How much will I make if I invest $100 a month? ›

Investing $100 per month, with an average return rate of 10%, will yield $200,000 after 30 years. Due to compound interest, your investment will yield $535,000 after 40 years. These numbers can grow exponentially with an extra $100. If you make a monthly investment of $200, your 30-year yield will be close to $400,000.

How much money do I need to generate $2000 a month? ›

Earning $2,000 in monthly passive income sounds unbelievable but is achievable through dividend investing. However, the investment amount required to produce the desired income is considerable. To make $2,000 in dividend income, the investment amount and rate of return must be $400,000 and 6%, respectively.

What is the best investment app for beginners? ›

  • Featured Offer. Robinhood. Open Account. Our Rating: ...
  • 2024 Award Winner. SoFi Active Investing. Open Account. Our Rating: ...
  • Acorns. Open Account. Our Rating: ...
  • 2024 Award Winner. Betterment. Our Rating: ...
  • Cash App Investing. Our Rating: Rating image, 4.0 out of 5 stars. ...
  • Stash. Our Rating: Rating image, 4.0 out of 5 stars.

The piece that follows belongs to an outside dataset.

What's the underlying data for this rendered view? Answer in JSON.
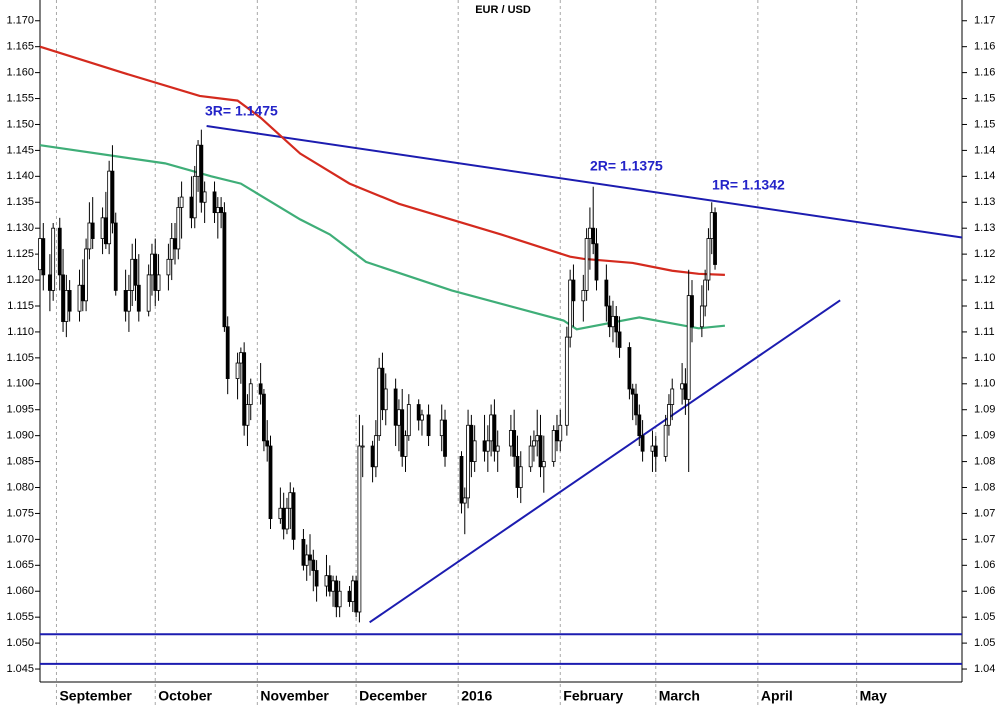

How much should a beginner investor start with? ›

Some experts recommend at least 15% of your income. Setting clear investment goals can help you determine if you're investing the right amount.

How to daytrading? ›

This strategy involves profiting from a stock's daily volatility. You attempt to buy at the low of the day and sell at the high of the day. Here, the price target is simply at the next sign of a reversal. This strategy usually involves trading on news releases or finding strong trending moves supported by high volume.

Can a poor person invest? ›

You do not need a lot of money to start investing. You can start investing in a retirement plan with any amount of money. If you have a 401(k) at work or your own IRA, putting any amount of money into the accounts will count as investing.

Can you live off being an investor? ›

It's possible, but it isn't realistic for everyone. Living off of interest relies on having a large enough balance invested that your regular interest earnings meet your salary needs. Rest assured that you don't need to earn a million dollar paycheck to reach your goal.

What is the greatest investment in life? ›

The greatest investment you can make is in yourself.” -Warren Buffett.

How much stock do I need to make $1000 a month in dividends? ›

To have a perfect portfolio to generate $1000/month in dividends, one should have at least 30 stocks in at least 10 different sectors. No stock should not be more than 3.33% of your portfolio. If each stock generates around $400 in dividend income per year, 30 of each will generate $12,000 a year or $1000/month.

How many dividends does 1 million dollars make? ›

Stocks in the S&P 500 index currently yield about 1.5% on aggregate. That means, if you have $1 million invested in a mutual fund or exchange-traded fund that tracks the index, you could expect annual dividend income of about $15,000.

How much will I have if I invest $500 a month for 10 years? ›

What happens when you invest $500 a month
Rate of return10 years30 years
4%$72,000$336,500
6%$79,000$474,300
8%$86,900$679,700
10%$95,600$987,000
Nov 15, 2023

How much money if I invest $100 a month? ›

Investing $100 per month, with an average return rate of 10%, will yield $200,000 after 30 years. Due to compound interest, your investment will yield $535,000 after 40 years. These numbers can grow exponentially with an extra $100. If you make a monthly investment of $200, your 30-year yield will be close to $400,000.